«C'est normal qu'on pose des questions, quand on nous demande de payer une grosse cotisation». - Robert Trudel, directeur général de la Cité de l'énergie.

Office de tourisme: des gros joueurs ne payeront plus

Même s'il vient d'intégrer le conseil d'administration de l'Office de tourisme, foires et congrès de Shawinigan, Robert Trudel doute qu'il allongera quelques milliers de dollars pour honorer sa contribution complète à l'organisme. Dans son cas comme dans bien d'autres, trop de questions demeurent sans réponse et surtout, il ressent la désagréable impression de ne pas en avoir pour son argent.
«Je ne suis pas convaincu que je vais payer la partie congrès de la cotisation», mentionne le directeur général de la Cité de l'énergie. Il s'agit d'un montant de 3000 $, qui varie d'un établissement à l'autre selon certains critères.
«Quand on regarde nos chiffres, pour donner un service de congrès en hiver, ça représente une perte de 105 000 $ par année», explique M. Trudel. «Est-ce que ma contribution n'est pas déjà assez forte? Je suis donc en période de réflexion. Pourquoi payer une contribution de 3000 $ quand j'en perds déjà 105 000 $ pour accommoder des hôteliers?»
M. Trudel calcule qu'en 2014, les services de l'OTFC lui auront permis d'accueillir un seul événement à Espace Shawinigan. Les autres aboutissent chez lui grâce à ses propres contacts ou parce qu'il s'agit de rendez-vous annuels.
«Depuis plusieurs mois, il n'y a pas eu de démarchage», rappelle-t-il à propos du départ de Sylvia Bouchard pour l'Auberge Gouverneur au début octobre. «C'est normal qu'on pose des questions, quand on nous demande de payer une grosse cotisation. Si on n'a pas de congrès, pourquoi on paierait?»
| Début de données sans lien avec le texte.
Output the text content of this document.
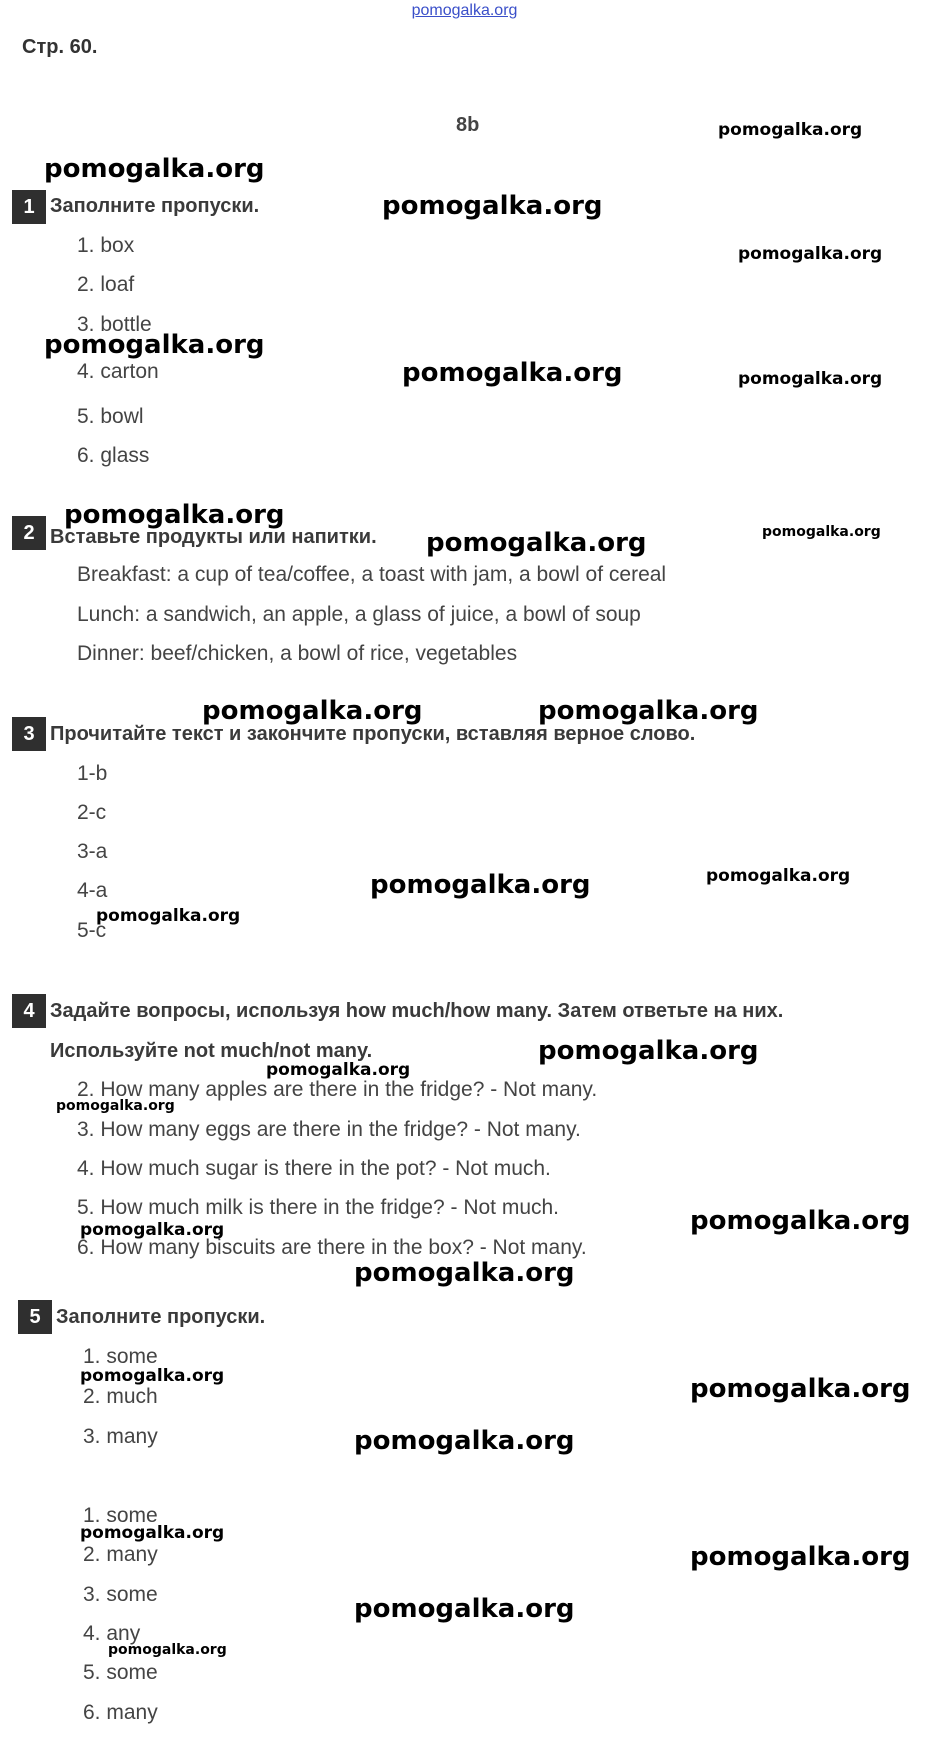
pomogalka.org
Стр. 60.
8b
1 Заполните пропуски.
1. box
2. loaf
3. bottle
4. carton
5. bowl
6. glass
2 Вставьте продукты или напитки.
Breakfast: a cup of tea/coffee, a toast with jam, a bowl of cereal
Lunch: a sandwich, an apple, a glass of juice, a bowl of soup
Dinner: beef/chicken, a bowl of rice, vegetables
3 Прочитайте текст и закончите пропуски, вставляя верное слово.
1-b
2-c
3-a
4-a
5-c
4 Задайте вопросы, используя how much/how many. Затем ответьте на них.
Используйте not much/not many.
2. How many apples are there in the fridge? - Not many.
3. How many eggs are there in the fridge? - Not many.
4. How much sugar is there in the pot? - Not much.
5. How much milk is there in the fridge? - Not much.
6. How many biscuits are there in the box? - Not many.
5 Заполните пропуски.
1. some
2. much
3. many
1. some
2. many
3. some
4. any
5. some
6. many
pomogalka.org
pomogalka.org
pomogalka.org
pomogalka.org
pomogalka.org
pomogalka.org	pomogalka.org
pomogalka.org
pomogalka.org	pomogalka.org
pomogalka.org	pomogalka.org
pomogalka.org	pomogalka.org
pomogalka.org
pomogalka.org
pomogalka.org
pomogalka.org
pomogalka.org
pomogalka.org
pomogalka.org
pomogalka.org	pomogalka.org
pomogalka.org
pomogalka.org
pomogalka.org
pomogalka.org
pomogalka.org
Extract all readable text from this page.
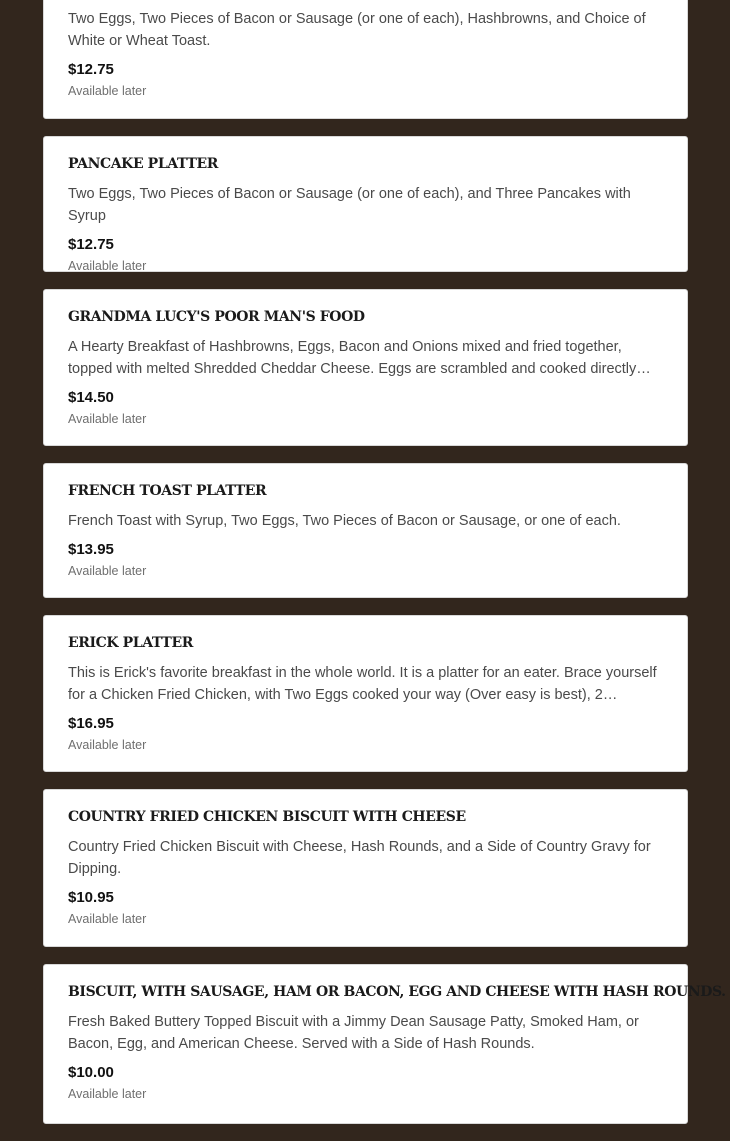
Two Eggs, Two Pieces of Bacon or Sausage (or one of each), Hashbrowns, and Choice of White or Wheat Toast.

$12.75
Available later
PANCAKE PLATTER

Two Eggs, Two Pieces of Bacon or Sausage (or one of each), and Three Pancakes with Syrup

$12.75
Available later
GRANDMA LUCY'S POOR MAN'S FOOD

A Hearty Breakfast of Hashbrowns, Eggs, Bacon and Onions mixed and fried together, topped with melted Shredded Cheddar Cheese. Eggs are scrambled and cooked directly

$14.50
Available later
FRENCH TOAST PLATTER

French Toast with Syrup, Two Eggs, Two Pieces of Bacon or Sausage, or one of each.

$13.95
Available later
ERICK PLATTER

This is Erick's favorite breakfast in the whole world. It is a platter for an eater. Brace yourself for a Chicken Fried Chicken, with Two Eggs cooked your way (Over easy is best), 2

$16.95
Available later
COUNTRY FRIED CHICKEN BISCUIT WITH CHEESE

Country Fried Chicken Biscuit with Cheese, Hash Rounds, and a Side of Country Gravy for Dipping.

$10.95
Available later
BISCUIT, WITH SAUSAGE, HAM OR BACON, EGG AND CHEESE WITH HASH ROUNDS.

Fresh Baked Buttery Topped Biscuit with a Jimmy Dean Sausage Patty, Smoked Ham, or Bacon, Egg, and American Cheese. Served with a Side of Hash Rounds.

$10.00
Available later
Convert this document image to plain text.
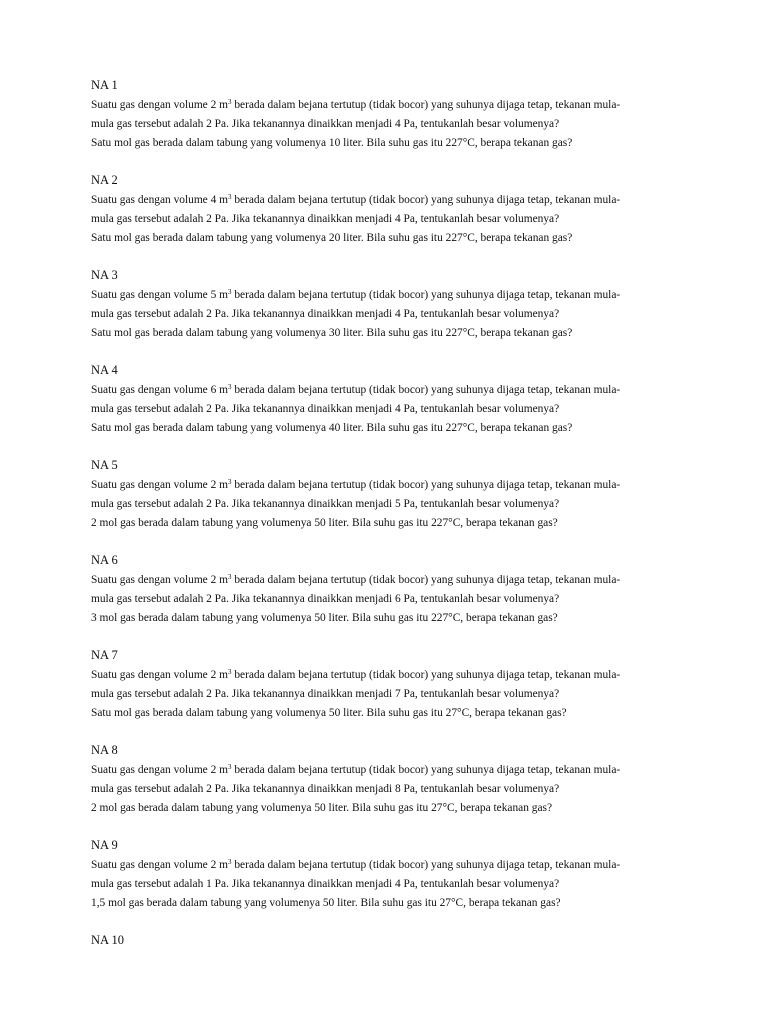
NA 1
Suatu gas dengan volume 2 $m^3$ berada dalam bejana tertutup (tidak bocor) yang suhunya dijaga tetap, tekanan mula-
mula gas tersebut adalah 2 Pa. Jika tekanannya dinaikkan menjadi 4 Pa, tentukanlah besar volumenya?
Satu mol gas berada dalam tabung yang volumenya 10 liter. Bila suhu gas itu 227°C, berapa tekanan gas?
NA 2
Suatu gas dengan volume 4 $m^3$ berada dalam bejana tertutup (tidak bocor) yang suhunya dijaga tetap, tekanan mula-
mula gas tersebut adalah 2 Pa. Jika tekanannya dinaikkan menjadi 4 Pa, tentukanlah besar volumenya?
Satu mol gas berada dalam tabung yang volumenya 20 liter. Bila suhu gas itu 227°C, berapa tekanan gas?
NA 3
Suatu gas dengan volume 5 $m^3$ berada dalam bejana tertutup (tidak bocor) yang suhunya dijaga tetap, tekanan mula-
mula gas tersebut adalah 2 Pa. Jika tekanannya dinaikkan menjadi 4 Pa, tentukanlah besar volumenya?
Satu mol gas berada dalam tabung yang volumenya 30 liter. Bila suhu gas itu 227°C, berapa tekanan gas?
NA 4
Suatu gas dengan volume 6 $m^3$ berada dalam bejana tertutup (tidak bocor) yang suhunya dijaga tetap, tekanan mula-
mula gas tersebut adalah 2 Pa. Jika tekanannya dinaikkan menjadi 4 Pa, tentukanlah besar volumenya?
Satu mol gas berada dalam tabung yang volumenya 40 liter. Bila suhu gas itu 227°C, berapa tekanan gas?
NA 5
Suatu gas dengan volume 2 $m^3$ berada dalam bejana tertutup (tidak bocor) yang suhunya dijaga tetap, tekanan mula-
mula gas tersebut adalah 2 Pa. Jika tekanannya dinaikkan menjadi 5 Pa, tentukanlah besar volumenya?
2 mol gas berada dalam tabung yang volumenya 50 liter. Bila suhu gas itu 227°C, berapa tekanan gas?
NA 6
Suatu gas dengan volume 2 $m^3$ berada dalam bejana tertutup (tidak bocor) yang suhunya dijaga tetap, tekanan mula-
mula gas tersebut adalah 2 Pa. Jika tekanannya dinaikkan menjadi 6 Pa, tentukanlah besar volumenya?
3 mol gas berada dalam tabung yang volumenya 50 liter. Bila suhu gas itu 227°C, berapa tekanan gas?
NA 7
Suatu gas dengan volume 2 $m^3$ berada dalam bejana tertutup (tidak bocor) yang suhunya dijaga tetap, tekanan mula-
mula gas tersebut adalah 2 Pa. Jika tekanannya dinaikkan menjadi 7 Pa, tentukanlah besar volumenya?
Satu mol gas berada dalam tabung yang volumenya 50 liter. Bila suhu gas itu 27°C, berapa tekanan gas?
NA 8
Suatu gas dengan volume 2 $m^3$ berada dalam bejana tertutup (tidak bocor) yang suhunya dijaga tetap, tekanan mula-
mula gas tersebut adalah 2 Pa. Jika tekanannya dinaikkan menjadi 8 Pa, tentukanlah besar volumenya?
2 mol gas berada dalam tabung yang volumenya 50 liter. Bila suhu gas itu 27°C, berapa tekanan gas?
NA 9
Suatu gas dengan volume 2 $m^3$ berada dalam bejana tertutup (tidak bocor) yang suhunya dijaga tetap, tekanan mula-
mula gas tersebut adalah 1 Pa. Jika tekanannya dinaikkan menjadi 4 Pa, tentukanlah besar volumenya?
1,5 mol gas berada dalam tabung yang volumenya 50 liter. Bila suhu gas itu 27°C, berapa tekanan gas?
NA 10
M. Trudel assure qu'il ne ressent aucun malaise particulier à soulever ces questions comme membre du conseil d'administration. Il paiera sa cotisation de base de 250 $, mais pour le reste, il faudra le convaincre.
«Je ne suis pas mal à l'aise; c'est une question d'affaires. Je vais payer ma cotisation pour la Cité de l'énergie, mais je ne suis pas obligé d'embarquer dans la catégorie des congrès.»
«En plus, si je loue mes installations à perte, je leur rends un bon service», ajoute M. Trudel. «Quand nous avons acquiescé, c'était pour jouer notre rôle de bon citoyen corporatif. Mais les temps sont durs et il faut gérer serré.»
Le même raisonnement s'applique à l'Auberge Gouverneur. À la mi-janvier, Sonia Tremblay, actionnaire et directrice générale de l'établissement hôtelier, a envoyé une lettre à l'OTFC pour qu'on lui démontre à quoi servira sa cotisation et en quoi sa contribution de 6000 $ lui rapportera des retombées. Elle n'a pas encore obtenu de réponse. Rappelons que Mme Tremblay a démissionné du conseil d'administration de l'OTFC au début janvier.
Quelques semaines auparavant, Marie-Louise Tardif, directrice générale du Parc de l'Île-Melville, avait aussi claqué la porte. Elle ne veut pas non plus payer sa cotisation pour l'année 2014, bien que cette situation soit délicate étant donné que cette organisation est cautionnée par la Ville de Shawinigan. Mais Mme Tardif demeure ferme sur ses intentions.
«Ma position reste la même», mentionne-t-elle. «Selon moi, certaines dépenses n'étaient pas justifiées. Le nerf de la guerre dans cette histoire, c'est la façon dont l'argent des citoyens est dépensé.»